España ha sido, desde largo tiempo, una nación con las tradiciones bien arraigadas en el pueblo común. Y ha hecho gala de ello. Desde las épocas más remotas de nuestra excepcional historia han llegado hasta nosotros –hoy menos poseídos de nuestra identidad que en cualquier otra- montones de costumbres que han moldeado nuestra manera de ser y de estar. Desde dentro y desde fuera nos reconocíamos y nos reconocían. No es preciso buscar una identidad, hasta ahora, más definida o con más carácter que la nuestra porque simplemente no la encontraréis. Tardamos ocho siglos –que se dice pronto- en reconquistar el territorio que nos usurparon los árabes. Eso es tener paciencia, conciencia de nación, carácter para hacerlo y esa lentitud de movimientos y cohesión que nos ha acompañado como una leyenda dividida entre lo real y lo imaginado.
Sin más rodeos, a lo que voy. Desde el siglo trece más o menos, una panda de gandules ha transitado por los entre muros de universidades, monasterios, abadías, pensiones y tabernas que, bajo la escusa de la escasez de sus recursos, iban buscando esa sopa boba elaborada con sobras y caldos de hueso de gallina y que, como pago de su sustento, entregaban con ingenio pícaros, cultos y perspicaces cantares: eran los llamados sopistas. Con el tiempo devinieron en tunos y los tunos en tunantes. Los sopistas de hoy siguen la tradición, o costumbre si lo preferís, de tomar la sopa boba que el bobo pueblo pone a su disposición sin recibir nada a cambio que suene a culto, ingenioso o inteligente. Ya no transitan por los entre muros de las universidades, aunque han tenido la habilidad de convertir las posadas y tabernas en vanos “parlamentos” en donde reposar la suculenta sopa boba que exigen con pertinaz desvergüenza a artesanos, labradores, industriales y otras gentes de bien. Los políticos de hoy –tunantes antes que tunos, al fin y al cabo- ya nos son los mendicantes goliardos del ayer que entre bandurrias, guitarras, panderetas, cintas de seda y cuchara y tenedor de palo portaban sus raídos atuendos por barrios estudiantiles deleitando con sus sonares al pueblo llano que los acogía con regocijo y buena dosis de piedad, pues en la mayoría de los casos no han sido ni estudiantes, pero si sopistas. ¡Ni un día sin su sopa boba!

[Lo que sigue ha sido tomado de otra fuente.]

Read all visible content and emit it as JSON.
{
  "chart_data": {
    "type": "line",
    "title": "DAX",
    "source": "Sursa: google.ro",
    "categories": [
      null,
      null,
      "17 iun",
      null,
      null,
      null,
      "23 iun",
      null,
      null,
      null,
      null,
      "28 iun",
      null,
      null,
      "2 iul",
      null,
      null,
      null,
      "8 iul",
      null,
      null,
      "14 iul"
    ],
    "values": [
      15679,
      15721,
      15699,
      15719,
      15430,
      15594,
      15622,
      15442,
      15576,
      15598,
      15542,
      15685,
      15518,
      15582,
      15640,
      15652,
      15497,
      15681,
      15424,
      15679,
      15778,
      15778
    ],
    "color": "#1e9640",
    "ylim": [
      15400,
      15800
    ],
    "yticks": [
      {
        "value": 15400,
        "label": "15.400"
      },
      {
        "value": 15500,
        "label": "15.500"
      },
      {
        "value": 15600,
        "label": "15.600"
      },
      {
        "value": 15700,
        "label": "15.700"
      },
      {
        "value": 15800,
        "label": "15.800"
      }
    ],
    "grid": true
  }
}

Llegado el caso, nos estamos convirtiendo en pamplinas, en simples. Simplemente todos. Gobernantes y gobernados hacen gala de un papanatismo a todas luces fuera de nuestra comprensión y entendimiento. Es la simpleza de nuestra visión sobre el mundo que nos rodea, la que nos impide medir el alcance de la revolución o sedición según se mire, que está produciéndose en nuestro más cercano entorno. Los políticos son unos papanatas que son engañados tan fácilmente como ellos mismos engañan. Las mañanas, las tardes y las noches están llenas de pamplinadas. Da vergüenza ajena contemplarlos. ¿Se creen ellos lo que dicen pensar? ¿Se cree el pueblo lo que dicen o piensan esta caterva de inútiles paniaguados? Sea como fuere el navío capa el temporal por sí mismo, por su propia estructura marinera, pero sin que ni marinería ni pasaje tenga el más mínimo interés en fijarle un rumbo. Ya escampará, ya pasará la tormenta, como en otros tiempos. Ya vendrá la deseada reacción. Así de simple, aunque en el fondo subyace la terrible idea de que el naufragio es posible. La simpleza, el papanatismo, la ramplonería, la incapacidad y el tener el estomago lleno con la sopa boba les impide a unos y a otros reaccionar.
Muestras de simplezas, las traigo a colación de los aconteceres de hoy mismo: mi apellido puede ser que sea o que no y su católica majestad no recibe al Papa. Lo dejaremos todo al simple arbitraje.